Attenta gestazione, si diceva: ed è proprio il tempo ampio, necessario a rielaborare come in un mosaico le varie tessere, a essersi incaricato di farne decantare la poesia, a macerarne il significato più proprio per apparire in tutta la sua nuda, fragile bellezza.
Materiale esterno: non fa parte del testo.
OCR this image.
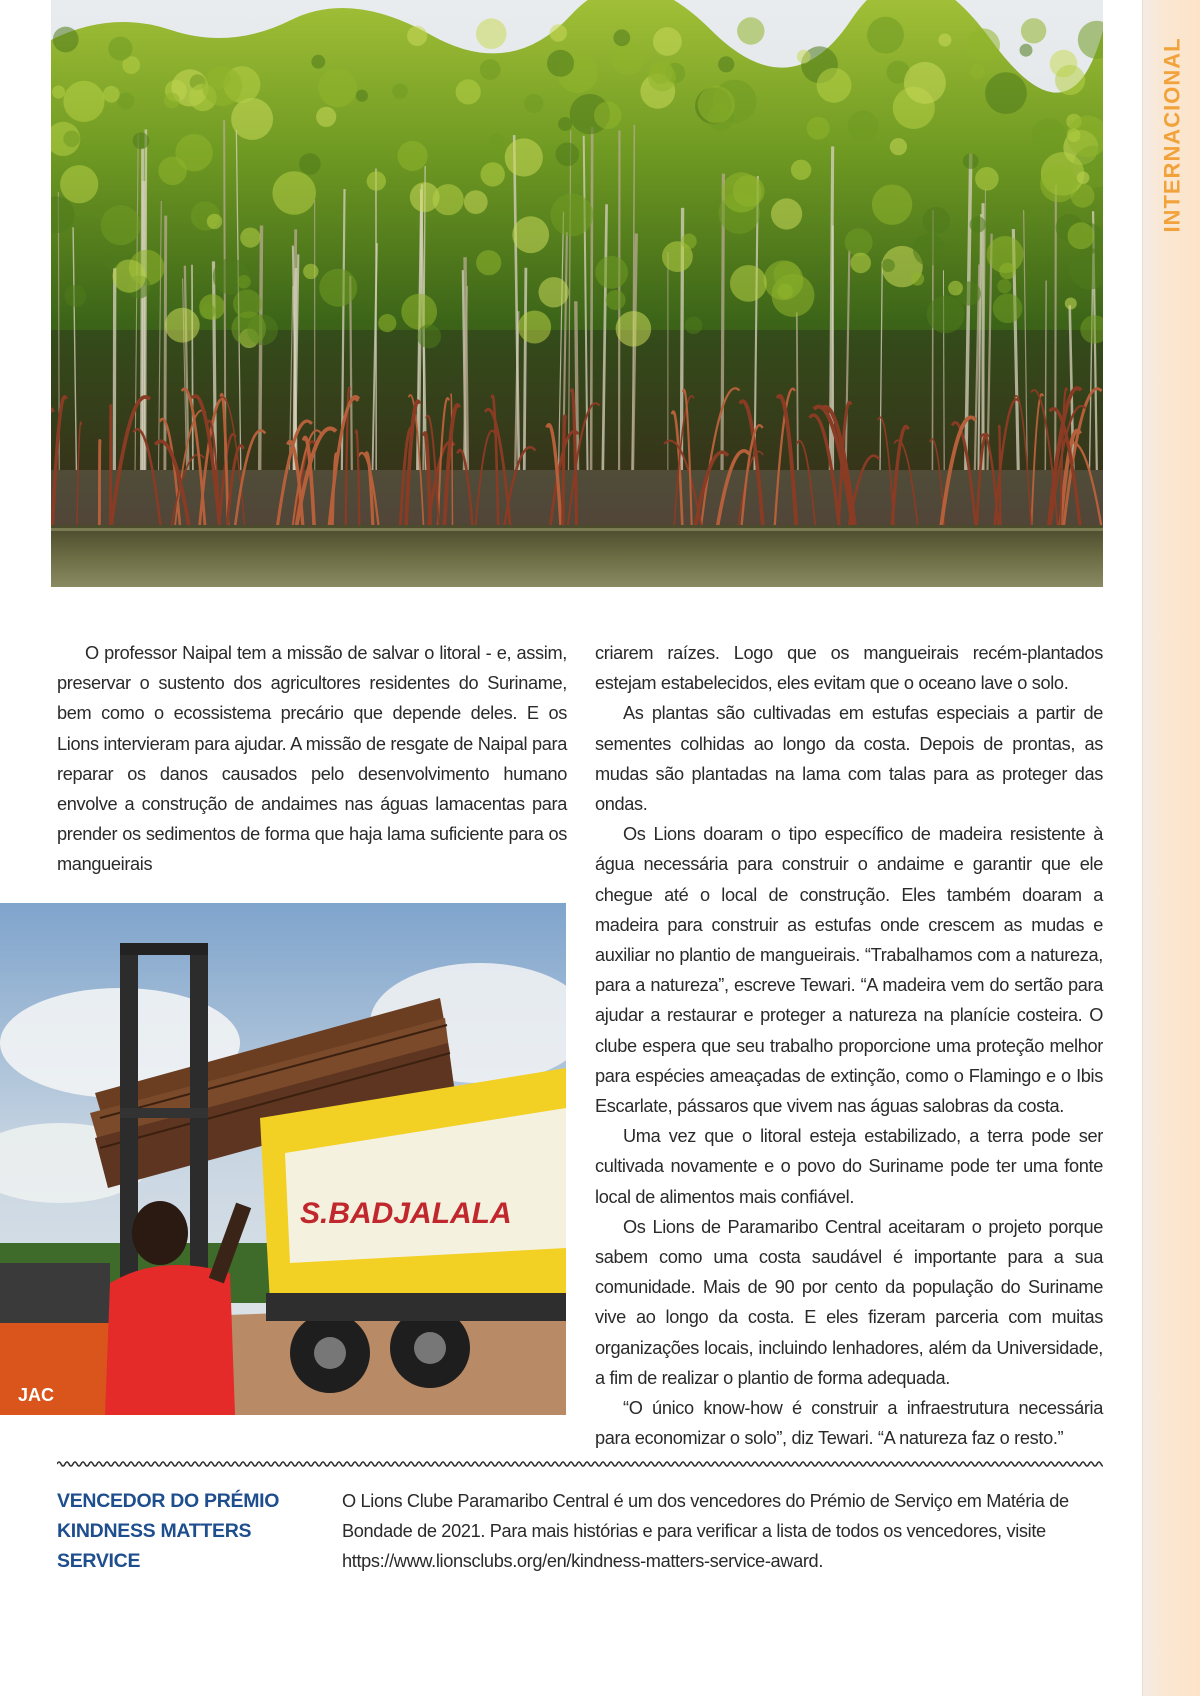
INTERNACIONAL

O professor Naipal tem a missão de salvar o litoral - e, assim, preservar o sustento dos agricultores residentes do Suriname, bem como o ecossistema precário que depende deles. E os Lions intervieram para ajudar. A missão de resgate de Naipal para reparar os danos causados pelo desenvolvimento humano envolve a construção de andaimes nas águas lamacentas para prender os sedimentos de forma que haja lama suficiente para os mangueirais

JAC
S.BADJALALA

criarem raízes. Logo que os mangueirais recém-plantados estejam estabelecidos, eles evitam que o oceano lave o solo.

As plantas são cultivadas em estufas especiais a partir de sementes colhidas ao longo da costa. Depois de prontas, as mudas são plantadas na lama com talas para as proteger das ondas.

Os Lions doaram o tipo específico de madeira resistente à água necessária para construir o andaime e garantir que ele chegue até o local de construção. Eles também doaram a madeira para construir as estufas onde crescem as mudas e auxiliar no plantio de mangueirais. “Trabalhamos com a natureza, para a natureza”, escreve Tewari. “A madeira vem do sertão para ajudar a restaurar e proteger a natureza na planície costeira. O clube espera que seu trabalho proporcione uma proteção melhor para espécies ameaçadas de extinção, como o Flamingo e o Ibis Escarlate, pássaros que vivem nas águas salobras da costa.

Uma vez que o litoral esteja estabilizado, a terra pode ser cultivada novamente e o povo do Suriname pode ter uma fonte local de alimentos mais confiável.

Os Lions de Paramaribo Central aceitaram o projeto porque sabem como uma costa saudável é importante para a sua comunidade. Mais de 90 por cento da população do Suriname vive ao longo da costa. E eles fizeram parceria com muitas organizações locais, incluindo lenhadores, além da Universidade, a fim de realizar o plantio de forma adequada.

“O único know-how é construir a infraestrutura necessária para economizar o solo”, diz Tewari. “A natureza faz o resto.”

VENCEDOR DO PRÉMIO
KINDNESS MATTERS SERVICE
O Lions Clube Paramaribo Central é um dos vencedores do Prémio de Serviço em Matéria de Bondade de 2021. Para mais histórias e para verificar a lista de todos os vencedores, visite https://www.lionsclubs.org/en/kindness-matters-service-award.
Barone non è di quella schiera di poeti che tutto sanno e tutto dicono così diffusi oggigiorno segnatamente nel mondo digitale bensì gestisce il tempo di un «dolore innominabile» osservando con perenne emozione, con inscalfibile tenerezza l’esperienza di una vita che si produce e si dipana in frastagliate forme, tra decelerazioni improvvise e altrettanto subitanee ripartenze: notiamo ciò in quell’ode agrodolce alla madre che spicca per chiarore o nei versi dedicati al padre, definito iconicamente «nucleo del mio nucleo», con il rovello di una sofferenza, di un’assenza che trova al postutto una resilienza indomita.
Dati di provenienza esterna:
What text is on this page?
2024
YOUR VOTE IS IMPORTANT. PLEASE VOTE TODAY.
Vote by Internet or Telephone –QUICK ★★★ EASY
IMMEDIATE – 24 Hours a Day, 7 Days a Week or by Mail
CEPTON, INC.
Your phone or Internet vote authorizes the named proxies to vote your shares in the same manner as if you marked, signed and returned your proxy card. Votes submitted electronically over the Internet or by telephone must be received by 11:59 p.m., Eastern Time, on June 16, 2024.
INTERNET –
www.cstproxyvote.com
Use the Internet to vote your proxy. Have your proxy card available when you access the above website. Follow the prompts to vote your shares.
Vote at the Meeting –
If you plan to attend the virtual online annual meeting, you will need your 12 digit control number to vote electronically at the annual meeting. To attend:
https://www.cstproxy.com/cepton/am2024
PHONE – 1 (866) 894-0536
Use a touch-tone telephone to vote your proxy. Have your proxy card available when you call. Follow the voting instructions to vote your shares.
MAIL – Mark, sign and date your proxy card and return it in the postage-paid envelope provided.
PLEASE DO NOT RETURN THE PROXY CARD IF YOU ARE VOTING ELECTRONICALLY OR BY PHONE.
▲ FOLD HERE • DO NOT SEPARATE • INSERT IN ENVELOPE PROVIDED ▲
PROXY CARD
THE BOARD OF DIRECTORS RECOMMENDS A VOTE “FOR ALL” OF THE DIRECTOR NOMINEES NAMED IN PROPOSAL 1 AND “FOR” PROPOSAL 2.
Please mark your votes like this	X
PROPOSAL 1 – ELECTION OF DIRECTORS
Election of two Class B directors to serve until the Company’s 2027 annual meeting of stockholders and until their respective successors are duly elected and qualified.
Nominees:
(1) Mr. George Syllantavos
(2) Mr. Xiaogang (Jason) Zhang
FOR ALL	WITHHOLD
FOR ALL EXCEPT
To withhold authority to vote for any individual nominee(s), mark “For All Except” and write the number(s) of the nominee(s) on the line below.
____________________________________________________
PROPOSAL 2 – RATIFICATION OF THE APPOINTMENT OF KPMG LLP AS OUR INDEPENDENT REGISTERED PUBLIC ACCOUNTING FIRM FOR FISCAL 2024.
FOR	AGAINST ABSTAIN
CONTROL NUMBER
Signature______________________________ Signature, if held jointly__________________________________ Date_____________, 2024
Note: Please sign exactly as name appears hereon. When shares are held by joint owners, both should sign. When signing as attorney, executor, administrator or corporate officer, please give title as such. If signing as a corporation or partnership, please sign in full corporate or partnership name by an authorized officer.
Ogni cosa, dalla nascita che è fatica all’ultimo respiro, assurge a fonte di scrittura poiché è alimento di uno stato d’animo, traumatico o straordinario che sia: anche l’atto del venire al mondo («sono entrato scosso come da una febbre / nell’occhio meravigliato dell’alba») è cangiante modulazione di frequenza di un cuore forte e fiducioso nel domani. Radicato da sempre nel proprio intimo mondo geografico, ma «conteso» (si noti il distico in endecasillabi «vivevo nascente come un pensiero / nell’istmo desiderio di due terre»), il poeta abruzzese non teme di incistare nel proprio sedimentato essere l’età verde della fanciullezza quando la corale esuberanza tramutava gli Io in Noi, o le immagini chiareggianti nella memoria di protagonisti conosciuti del suo universo (la libraia, il dottore, lo scultore cieco, l’immigrato, la cara amica, tutte gemme inserite nella sezione In dialogo con Pescara) il cui viaggio terreno è stato lievito e linfa, scaturigine di «una visione» nella polvere, per non tacere del dramma epocale di una pandemia concepita come «lungo letargo».
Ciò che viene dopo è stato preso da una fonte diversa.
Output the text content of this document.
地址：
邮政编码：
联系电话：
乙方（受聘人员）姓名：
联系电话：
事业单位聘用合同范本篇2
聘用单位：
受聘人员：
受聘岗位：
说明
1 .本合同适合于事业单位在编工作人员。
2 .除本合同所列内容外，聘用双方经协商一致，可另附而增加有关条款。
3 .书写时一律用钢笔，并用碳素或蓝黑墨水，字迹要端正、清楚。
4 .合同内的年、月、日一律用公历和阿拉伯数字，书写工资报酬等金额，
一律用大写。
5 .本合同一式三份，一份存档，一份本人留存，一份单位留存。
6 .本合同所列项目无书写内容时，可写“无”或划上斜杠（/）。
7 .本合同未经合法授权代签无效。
«L’ebrezza dell’essere» è allora dolcezza senza termine, timido gesto di deferenza ch’è carattere e scrittura insieme di questo artista in versi, nella gioia leggera e fragile che si palesa nel viatico spesso sferzato dall’infuriare delle vicende. Ed è nel mito che il poeta si «scopre» alfine guerriero, nella prova più difficile e inebriante insieme, quella di suggere la vita, di esserne corpo e forma, linea e sostanza allo stesso tempo. Nel composito palcoscenico poetico nulla sembra essere salvifico per sempre, nemmeno la parola che sa cogliere «appena il tuo segreto» limitandosi a gestire l’hic et nunc di una bellezza sfuggente, inafferrabile: di fronte a tale verità «la porta della mia voce è aperta» con «il verbo che scotta», in ciò inferendo ciò che sosteneva Giovanni Giudici per il quale «è più facile morire che nascere / e l’essere è più del dire».

Federico Migliorati

 
 
 
 
Se c’è un modo di vivere la vita,
come saperlo, non saperne nulla…
una voce mi precede e sussulta
vede quel che io non vedo e lo fa prima,
prima di ogni resa dentro la carne
nasce come da un frutto la sua spina,
mi giunge come un’offerta divina
non priva di spasmi e di sofferenze.
È un’obbedienza insolita, che muta,
appena le do un nome lo rifiuta
e porge il suo sguardo altrove, lontano,
già pronta a rimettersi sul cammino.
Così la inseguo ma lei è sempre in testa,
fa di me un rito, un inno ad una festa.
 
 
 
 
 
 
Una libraia
 
È quello il luogo che la richiamava
sin da quando voltando ogni pagina
conosceva il suo dal mondo di un altro,
e a saperne di più non ha mai smesso.
Tra segni e sillabe intuiva nascere
il seme di una scelta, maturato
dentro una serra di errori e distanze
quasi fosse un concime necessario.
Dopo tanti lavori e altro girare
entra nel mondo con passi più fermi:
davanti lo specchio che la riflette
riconosce la figura che era e che è,
perché ritorna alla sua libreria
come una bambina nella sua stanza.
 
 
 
 
 
 
Albero di primavera, torsione
nervosa e scomposta di ogni braccio
in fiore, il bianco e il rosa che in te cresce
a palmi disinnesca ogni ferita,
è tua la stagione che riverbera
per vestire un corpo che non ha nome,
quel che radica al buio della terra
per slanciare come colonna nell’aria.
Tutto quel che in te fiorisce mi chiede
di essere detto, ma questa parola
che si fa ritmo alla tua gioia e coglie
appena il tuo segreto non dimora
che in pochi lampi, istanti sconfinati
per sentire il bello fino a morirne.